The film premiered at the 2021 Cannes Film Festival, where it competed in the Un Certain Regard section, and was also screened at the Glasgow Film Festival and South by Southwest. It was released in theatres in Bulgaria and France to positive critical reception.

==Plot==
A promising 19-year-old musician named Sonja learns that she’s contracted HIV. After she drops out of the music conservatory, Sonja is helped out by her practical sister Lora, who supports the family by working as a crane driver, and their hapless mom Anna.
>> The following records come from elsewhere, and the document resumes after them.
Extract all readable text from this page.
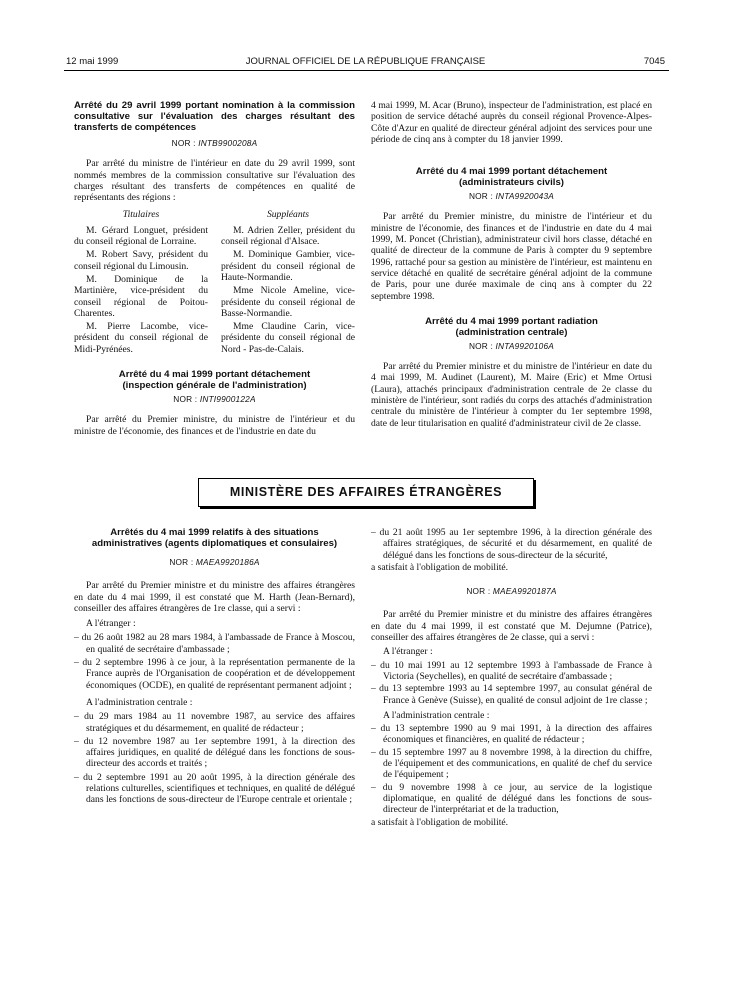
12 mai 1999	JOURNAL OFFICIEL DE LA RÉPUBLIQUE FRANÇAISE	7045
Arrêté du 29 avril 1999 portant nomination à la commission consultative sur l'évaluation des charges résultant des transferts de compétences
NOR : INTB9900208A

Par arrêté du ministre de l'intérieur en date du 29 avril 1999, sont nommés membres de la commission consultative sur l'évaluation des charges résultant des transferts de compétences en qualité de représentants des régions :

Titulaires

M. Gérard Longuet, président du conseil régional de Lorraine.

M. Robert Savy, président du conseil régional du Limousin.

M. Dominique de la Martinière, vice-président du conseil régional de Poitou-Charentes.

M. Pierre Lacombe, vice-président du conseil régional de Midi-Pyrénées.

Suppléants

M. Adrien Zeller, président du conseil régional d'Alsace.

M. Dominique Gambier, vice-président du conseil régional de Haute-Normandie.

Mme Nicole Ameline, vice-présidente du conseil régional de Basse-Normandie.

Mme Claudine Carin, vice-présidente du conseil régional de Nord - Pas-de-Calais.

Arrêté du 4 mai 1999 portant détachement (inspection générale de l'administration)
NOR : INTI9900122A

Par arrêté du Premier ministre, du ministre de l'intérieur et du ministre de l'économie, des finances et de l'industrie en date du

4 mai 1999, M. Acar (Bruno), inspecteur de l'administration, est placé en position de service détaché auprès du conseil régional Provence-Alpes-Côte d'Azur en qualité de directeur général adjoint des services pour une période de cinq ans à compter du 18 janvier 1999.

Arrêté du 4 mai 1999 portant détachement (administrateurs civils)
NOR : INTA9920043A

Par arrêté du Premier ministre, du ministre de l'intérieur et du ministre de l'économie, des finances et de l'industrie en date du 4 mai 1999, M. Poncet (Christian), administrateur civil hors classe, détaché en qualité de directeur de la commune de Paris à compter du 9 septembre 1996, rattaché pour sa gestion au ministère de l'intérieur, est maintenu en service détaché en qualité de secrétaire général adjoint de la commune de Paris, pour une durée maximale de cinq ans à compter du 22 septembre 1998.

Arrêté du 4 mai 1999 portant radiation (administration centrale)
NOR : INTA9920106A

Par arrêté du Premier ministre et du ministre de l'intérieur en date du 4 mai 1999, M. Audinet (Laurent), M. Maire (Eric) et Mme Ortusi (Laura), attachés principaux d'administration centrale de 2e classe du ministère de l'intérieur, sont radiés du corps des attachés d'administration centrale du ministère de l'intérieur à compter du 1er septembre 1998, date de leur titularisation en qualité d'administrateur civil de 2e classe.

MINISTÈRE DES AFFAIRES ÉTRANGÈRES
Arrêtés du 4 mai 1999 relatifs à des situations administratives (agents diplomatiques et consulaires)
NOR : MAEA9920186A

Par arrêté du Premier ministre et du ministre des affaires étrangères en date du 4 mai 1999, il est constaté que M. Harth (Jean-Bernard), conseiller des affaires étrangères de 1re classe, qui a servi :

A l'étranger :

– du 26 août 1982 au 28 mars 1984, à l'ambassade de France à Moscou, en qualité de secrétaire d'ambassade ;

– du 2 septembre 1996 à ce jour, à la représentation permanente de la France auprès de l'Organisation de coopération et de développement économiques (OCDE), en qualité de représentant permanent adjoint ;

A l'administration centrale :

– du 29 mars 1984 au 11 novembre 1987, au service des affaires stratégiques et du désarmement, en qualité de rédacteur ;

– du 12 novembre 1987 au 1er septembre 1991, à la direction des affaires juridiques, en qualité de délégué dans les fonctions de sous-directeur des accords et traités ;

– du 2 septembre 1991 au 20 août 1995, à la direction générale des relations culturelles, scientifiques et techniques, en qualité de délégué dans les fonctions de sous-directeur de l'Europe centrale et orientale ;

– du 21 août 1995 au 1er septembre 1996, à la direction générale des affaires stratégiques, de sécurité et du désarmement, en qualité de délégué dans les fonctions de sous-directeur de la sécurité,

a satisfait à l'obligation de mobilité.

NOR : MAEA9920187A

Par arrêté du Premier ministre et du ministre des affaires étrangères en date du 4 mai 1999, il est constaté que M. Dejumne (Patrice), conseiller des affaires étrangères de 2e classe, qui a servi :

A l'étranger :

– du 10 mai 1991 au 12 septembre 1993 à l'ambassade de France à Victoria (Seychelles), en qualité de secrétaire d'ambassade ;

– du 13 septembre 1993 au 14 septembre 1997, au consulat général de France à Genève (Suisse), en qualité de consul adjoint de 1re classe ;

A l'administration centrale :

– du 13 septembre 1990 au 9 mai 1991, à la direction des affaires économiques et financières, en qualité de rédacteur ;

– du 15 septembre 1997 au 8 novembre 1998, à la direction du chiffre, de l'équipement et des communications, en qualité de chef du service de l'équipement ;

– du 9 novembre 1998 à ce jour, au service de la logistique diplomatique, en qualité de délégué dans les fonctions de sous-directeur de l'interprétariat et de la traduction,

a satisfait à l'obligation de mobilité.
Sonja’s crisis brings together two generations of women: sisters and aunts who have experienced relentless misogyny, shaming, and homophobia in turn. The women also share the trauma of violence in their own family, which slowly resurfaces the more time they spend together, learning to speak out and to grieve.

==Cast==
- Maria Bakalova as Sonja
- Vesela Kazakova as Yoana
- Bilyana Kazakova as Veronica
- Iossif Surchadzhiev as The Father
- Ralitsa Stoyanova as Lora
- Dobriela Popova as Tina
- Katia Kazakova as Anna
- Rositza Gevrenova as Maria
- Siana Georgieva as Katerina
- Dragomir Kostadinov as Drago

==Release==
The film had its world premiere at the Cannes Film Festival in the Un Certain Regard section on 14 July 2021. Domestically, it was first screened on 15 September 2021 at Sofia Film Fest, and went on to screen at the Cork Film Festival on 7 November 2021, Glasgow Film Festival on 9 March 2022, and SXSW on 12 March 2022. The film was released theatrically in Bulgaria on 17 September 2021, and in France on 9 March 2022.

==Reception==
On the review aggregator website Rotten Tomatoes, the film has an approval rating of 73% based on 15 reviews, with an average rating of 5.8/10.

It was the winner of the Eurimages Audentia Award at the Trieste Film Festival in 2022.